Hi all,
the webrequest and pageview_hourly tables on Hive contain the very useful user_agent_map field, which stores the following data extracted from the raw user agent (still available as a separate field): device_family, browser_family, browser_major, os_family, os_major, os_minor and wmf_app_version. (The Analytics Engineering team has built a dashboard that uses this data and last month published a popular blog post about it.) I understand it is mainly based on the ua-parser library (http://www.uaparser.org/ ) .
In contrast, the event capsule in our EventLogging tables only contains the raw, unparsed user agent.
* Does anyone on this list have experience in parsing user agents in EventLogging data for the purpose of detecting browser family, version etc, and would like to share advice on how to do this most efficiently? (In the past, I have written some expressions in MySQL to extract the app version number for the Wikipedia apps.

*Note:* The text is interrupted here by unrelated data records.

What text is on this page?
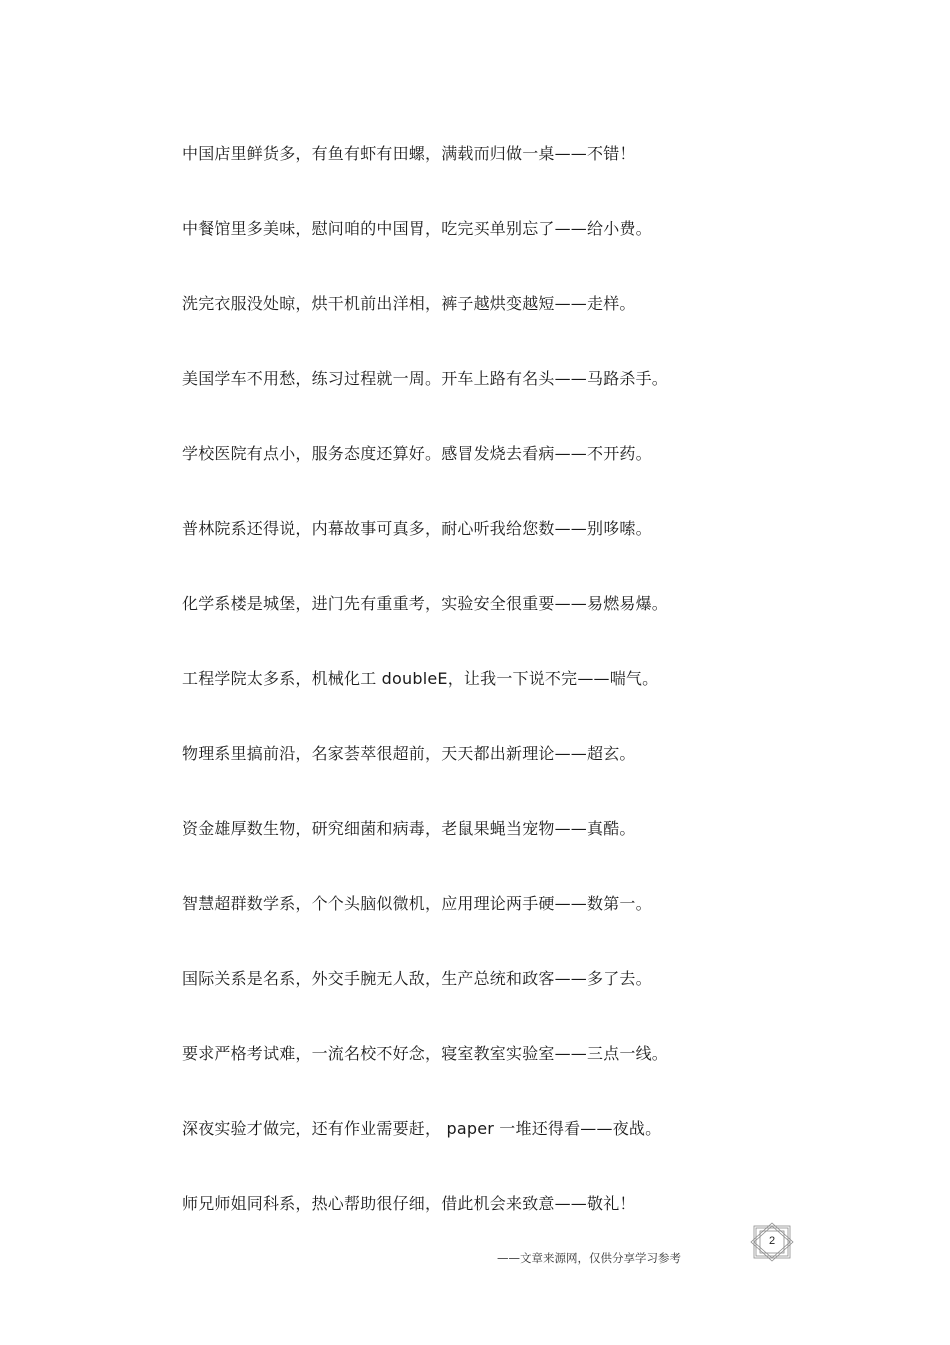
中国店里鲜货多，有鱼有虾有田螺，满载而归做一桌——不错！
中餐馆里多美味，慰问咱的中国胃，吃完买单别忘了——给小费。
洗完衣服没处晾，烘干机前出洋相，裤子越烘变越短——走样。
美国学车不用愁，练习过程就一周。开车上路有名头——马路杀手。
学校医院有点小，服务态度还算好。感冒发烧去看病——不开药。
普林院系还得说，内幕故事可真多，耐心听我给您数——别哆嗦。
化学系楼是城堡，进门先有重重考，实验安全很重要——易燃易爆。
工程学院太多系，机械化工 doubleE，让我一下说不完——喘气。
物理系里搞前沿，名家荟萃很超前，天天都出新理论——超玄。
资金雄厚数生物，研究细菌和病毒，老鼠果蝇当宠物——真酷。
智慧超群数学系，个个头脑似微机，应用理论两手硬——数第一。
国际关系是名系，外交手腕无人敌，生产总统和政客——多了去。
要求严格考试难，一流名校不好念，寝室教室实验室——三点一线。
深夜实验才做完，还有作业需要赶， paper 一堆还得看——夜战。
师兄师姐同科系，热心帮助很仔细，借此机会来致意——敬礼！
2
——文章来源网，仅供分享学习参考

But it seems a bit of a pain to do that for classifying browsers in general. One option would be to export the data and use the Python version of ua-parser, however doing it directly in MySQL would fit better into existing workflows.)
* Assuming it is technically possible to add such a pre-parsed user_agent_map field to the EventLogging tables, would other analysts be interested in using it too?
This came up recently with the Reading web team, for the purpose of investigating whether certain issues are caused by certain browsers only. But I imagine it has arisen in other places as well.